Wells-to-do

Benjamin Victor’s Wells Avenue sculptures

One of two (unfinished) versions of sculptures to be installed on Wells Avenue this spring.

One of two (unfinished) versions of sculptures to be installed on Wells Avenue this spring.

Courtesy Of Benjamin Victor

The shops along Wells Avenue line up like a still parade of Reno miscellany: an Irish bar, a Mexican gown shop for quinceañeras and weddings, a ministry next to a liquor store, an Oriental gift shop. Binding them are more shops, gas stations and a roundabout showcasing dead plants and brown mulch.

Wells Avenue is an interesting place, for sure, but it’s not exactly cohesive.
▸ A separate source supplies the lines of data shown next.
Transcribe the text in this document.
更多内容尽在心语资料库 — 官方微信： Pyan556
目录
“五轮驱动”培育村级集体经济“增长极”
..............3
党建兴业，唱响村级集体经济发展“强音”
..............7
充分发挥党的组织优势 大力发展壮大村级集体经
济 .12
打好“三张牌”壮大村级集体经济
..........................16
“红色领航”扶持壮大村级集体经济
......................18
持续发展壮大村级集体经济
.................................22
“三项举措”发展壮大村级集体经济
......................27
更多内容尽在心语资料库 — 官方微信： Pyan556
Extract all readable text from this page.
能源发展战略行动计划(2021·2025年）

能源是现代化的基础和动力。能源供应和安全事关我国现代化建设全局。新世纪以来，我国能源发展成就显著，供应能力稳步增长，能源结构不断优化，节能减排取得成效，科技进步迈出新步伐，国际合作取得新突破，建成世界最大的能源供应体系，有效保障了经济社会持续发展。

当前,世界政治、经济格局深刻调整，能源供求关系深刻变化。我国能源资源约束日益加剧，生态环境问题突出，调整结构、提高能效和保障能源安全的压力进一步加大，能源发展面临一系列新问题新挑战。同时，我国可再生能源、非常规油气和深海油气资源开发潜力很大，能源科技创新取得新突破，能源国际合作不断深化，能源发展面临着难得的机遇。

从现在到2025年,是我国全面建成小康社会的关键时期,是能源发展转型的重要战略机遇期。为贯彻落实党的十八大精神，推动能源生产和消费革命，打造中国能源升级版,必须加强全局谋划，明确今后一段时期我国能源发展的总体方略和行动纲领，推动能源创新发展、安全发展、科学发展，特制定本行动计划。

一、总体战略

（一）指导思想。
The avenue’s merchants, residents, the city of Reno and a South Dakotan sculptor hope art will help bring Wells a stronger sense of community.

Benjamin Victor, 27, was driving from a metal foundry in Loveland, Colo., to his home in Aberdeen, S.D., last week after doing finishing work on two bronze sculptures bound for Wells Avenue this spring.

“When I first saw [Wells Avenue], I was surprised at how eclectic it was,” says Victor. He says he knew right away that the art project would need to provide continuity. “I think it will pull it together, which it desperately needs right now,” he says.

One 12-foot-high sculpture will be installed in the roundabout of South Wells and Regency Way. Atop a sandstone base, what appear to be two flames shoot above and below a globe in the sculpture’s center. Victor says this represents community, one of three themes—community, independence and diversity—Wells Avenue merchants and residents chose to represent their area.

“I wanted to mimic the shapes that were already in the landscape,” says Victor. “The circle of the roundabout and the flow of traffic or energy going around it. You have one form interdependent on the other form with that globe in the center. I thought that was a good representation for community because that’s what we are in a community, interdependent.”

A 10-foot sculpture will be in the landscape median at Wells and Roberts Street. This piece, also mounted on a sandstone base, shows a smaller ball at the top of a wavy slope. Victor designed it with the theme of independence in mind. “The little orb is leaving the larger orb—it’s becoming independent, leaving that trail behind it as it flies away,” he says.

“Wells is so diverse,” says Stacey Spain, public art specialist for the city of Reno. “A way to define the neighborhood visually was helped when they installed lights there (in November 2005). We hope this will help give a unifying theme to the neighborhood and kind of an identity.”

These are the first abstract sculptures the young artist has been commissioned to do. Most of his other work is more classically composed, such as the Sarah Winnemucca statue he sculpted for Nevada, which was dedicated for the National Statuary Hall in the Capitol Building Rotunda in Washington, D.C., last March.

Though from South Dakota, Victor says his family in Las Vegas (where he lived for a time) helps tie him to the state. “Now, after the Sarah Winnemucca project, Northern Nevada has become a big part of my life,” he says.

Linking the sculptures will also be 13 bike racks Victor designed with sandstone bases, several banners to wave from the light posts and 36 sandstone seats, which combine to form benches.

The City Council gave the $160,000 arts project final approval in December, and the project is expected to be completed by May 1.